De mim e de outras mulheres/amar não é ridiculo

Data 27/10/2011 18:26:27 | Tópico: Crónicas


Era uma canção monótona numa mistura de lengalenga, com trava-língua. O Sr. Correia cantava na alfaiataria num ritmo de marcha militar pautando as tónicas com uma arremetida mais violenta da tesoura que ripava o tecido meticulosamente desenhado a giz nos moldes que haveriam de fazer as vaidades aos clientes.
O Sr. Correia era um artista em toda a acepção da palavra, paciente e bondoso. O meu pai levava-me lá para tirar as medidas às calças de terylene que segundo a moda seriam de “boca-de-sino”. Eu odiava ver as calças a dançar em volta do sapato enquanto caminhava e fazia sempre birra enquanto o Sr. Correia me tirava as medidas, birras essas prontamente caladas por um tabefe a preceito que o meu pau me aplicava com mão pesada. Eu calava os protestos e ficava com uma lágrima muda a escorregar-me pelo rosto que despencava pelo precipício do queixo e se derramava na careca brilhante e profusa do Sr. Correia que aninhado tirava as medidas da bainha.
. Então? Não chores… O pai está só a brincar contigo… Proferia para me animar enquanto olhava de soslaio para o meu pai em tom de reprovação.
- Um homem não chora, que é isso? E veste o que os pais mandam e mais nada. Quando ganhar para ele, já pode vestir o que quer.
Para me animar, uma vez as medidas tiradas, e sob o olhar sarcástico do meu pai o Correia sentava-me num banquinho, acendia um candeeiro de secretária e desligava as restantes luzes. Ficava à frente da luz e com as mãos fazia sombras chinesas que ganhavam vida com a voz de falsete que fazia para me contar as aventuras das imagens que me desenhava aos olhos. As lágrimas secavam e ficava assim extasiado com a história que me contava, com as imagens que pulavam. Mudava o tom de voz em função da imagem, e a história desenhava-se ali na parede com as mãos mágicas do Sr. Correia.

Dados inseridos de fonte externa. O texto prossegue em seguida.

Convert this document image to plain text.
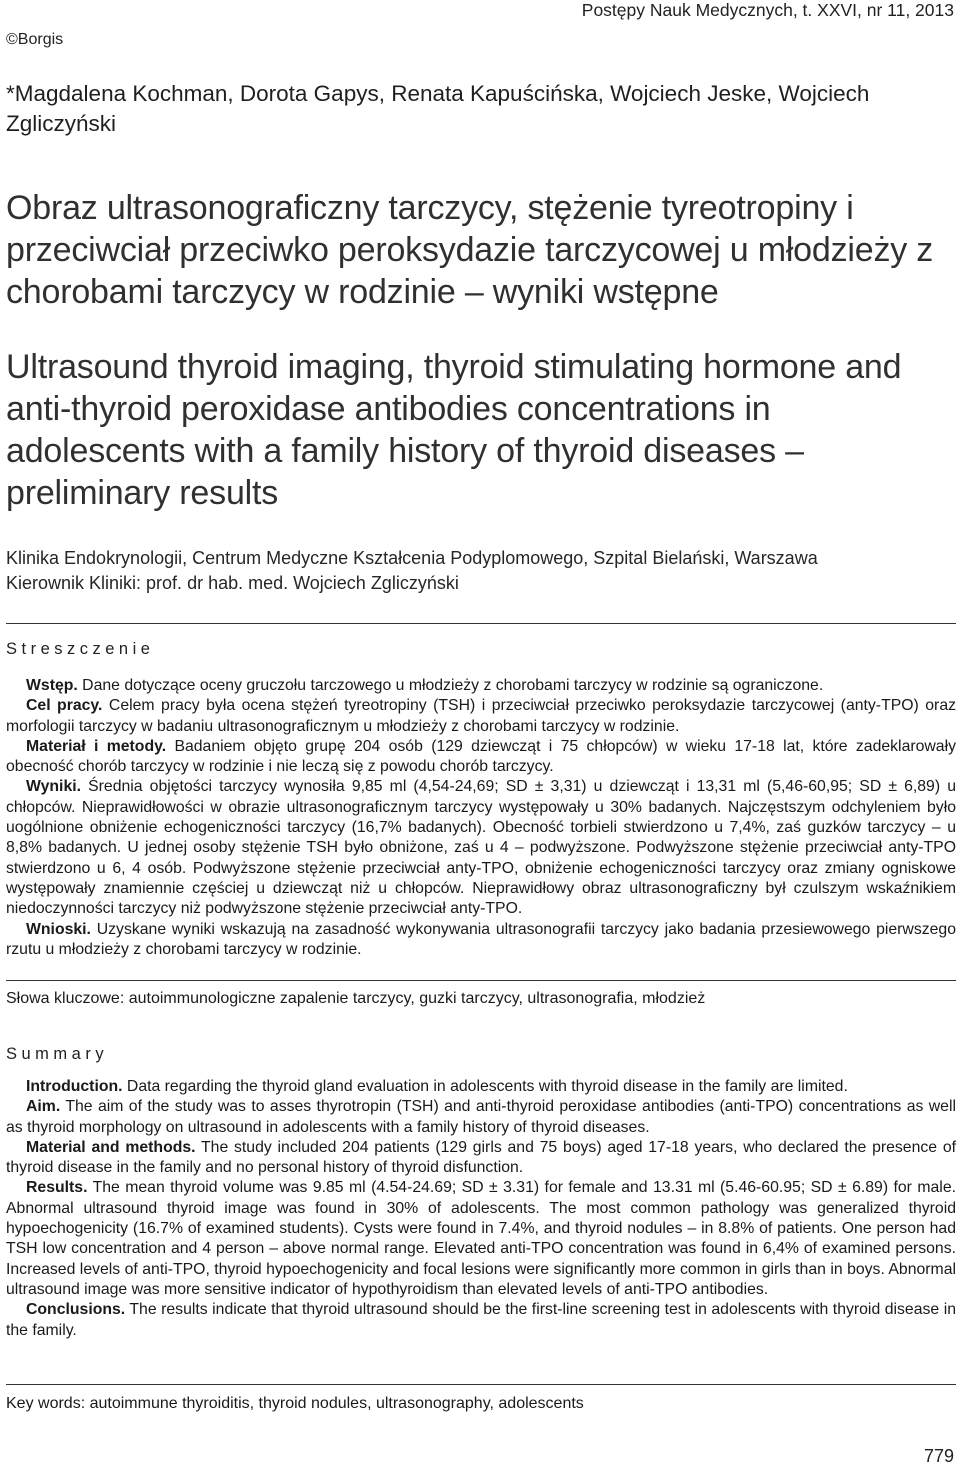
Postępy Nauk Medycznych, t. XXVI, nr 11, 2013
©Borgis
*Magdalena Kochman, Dorota Gapys, Renata Kapuścińska, Wojciech Jeske, Wojciech Zgliczyński
Obraz ultrasonograficzny tarczycy, stężenie tyreotropiny i przeciwciał przeciwko peroksydazie tarczycowej u młodzieży z chorobami tarczycy w rodzinie – wyniki wstępne
Ultrasound thyroid imaging, thyroid stimulating hormone and anti-thyroid peroxidase antibodies concentrations in adolescents with a family history of thyroid diseases – preliminary results
Klinika Endokrynologii, Centrum Medyczne Kształcenia Podyplomowego, Szpital Bielański, Warszawa
Kierownik Kliniki: prof. dr hab. med. Wojciech Zgliczyński
Streszczenie

Wstęp. Dane dotyczące oceny gruczołu tarczowego u młodzieży z chorobami tarczycy w rodzinie są ograniczone.

Cel pracy. Celem pracy była ocena stężeń tyreotropiny (TSH) i przeciwciał przeciwko peroksydazie tarczycowej (anty-TPO) oraz morfologii tarczycy w badaniu ultrasonograficznym u młodzieży z chorobami tarczycy w rodzinie.

Materiał i metody. Badaniem objęto grupę 204 osób (129 dziewcząt i 75 chłopców) w wieku 17-18 lat, które zadeklarowały obecność chorób tarczycy w rodzinie i nie leczą się z powodu chorób tarczycy.

Wyniki. Średnia objętości tarczycy wynosiła 9,85 ml (4,54-24,69; SD ± 3,31) u dziewcząt i 13,31 ml (5,46-60,95; SD ± 6,89) u chłopców. Nieprawidłowości w obrazie ultrasonograficznym tarczycy występowały u 30% badanych. Najczęstszym odchyleniem było uogólnione obniżenie echogeniczności tarczycy (16,7% badanych). Obecność torbieli stwierdzono u 7,4%, zaś guzków tarczycy – u 8,8% badanych. U jednej osoby stężenie TSH było obniżone, zaś u 4 – podwyższone. Podwyższone stężenie przeciwciał anty-TPO stwierdzono u 6, 4 osób. Podwyższone stężenie przeciwciał anty-TPO, obniżenie echogeniczności tarczycy oraz zmiany ogniskowe występowały znamiennie częściej u dziewcząt niż u chłopców. Nieprawidłowy obraz ultrasonograficzny był czulszym wskaźnikiem niedoczynności tarczycy niż podwyższone stężenie przeciwciał anty-TPO.

Wnioski. Uzyskane wyniki wskazują na zasadność wykonywania ultrasonografii tarczycy jako badania przesiewowego pierwszego rzutu u młodzieży z chorobami tarczycy w rodzinie.

Słowa kluczowe: autoimmunologiczne zapalenie tarczycy, guzki tarczycy, ultrasonografia, młodzież
Summary

Introduction. Data regarding the thyroid gland evaluation in adolescents with thyroid disease in the family are limited.

Aim. The aim of the study was to asses thyrotropin (TSH) and anti-thyroid peroxidase antibodies (anti-TPO) concentrations as well as thyroid morphology on ultrasound in adolescents with a family history of thyroid diseases.

Material and methods. The study included 204 patients (129 girls and 75 boys) aged 17-18 years, who declared the presence of thyroid disease in the family and no personal history of thyroid disfunction.

Results. The mean thyroid volume was 9.85 ml (4.54-24.69; SD ± 3.31) for female and 13.31 ml (5.46-60.95; SD ± 6.89) for male. Abnormal ultrasound thyroid image was found in 30% of adolescents. The most common pathology was generalized thyroid hypoechogenicity (16.7% of examined students). Cysts were found in 7.4%, and thyroid nodules – in 8.8% of patients. One person had TSH low concentration and 4 person – above normal range. Elevated anti-TPO concentration was found in 6,4% of examined persons. Increased levels of anti-TPO, thyroid hypoechogenicity and focal lesions were significantly more common in girls than in boys. Abnormal ultrasound image was more sensitive indicator of hypothyroidism than elevated levels of anti-TPO antibodies.

Conclusions. The results indicate that thyroid ultrasound should be the first-line screening test in adolescents with thyroid disease in the family.

Key words: autoimmune thyroiditis, thyroid nodules, ultrasonography, adolescents
779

O Correia era um menino grande sem medo de chorar nem de amar, um menino que ao proferir a palavra amor, fosse a que pretexto fosse, não soava a ridículo, porque amar não é ridículo. Ridículo é não ser capaz de dizer “eu amo-te” com medo de cair no ridículo. Ridículo é viver a vida nesse ridículo de ausência de conjugação do verbo amar.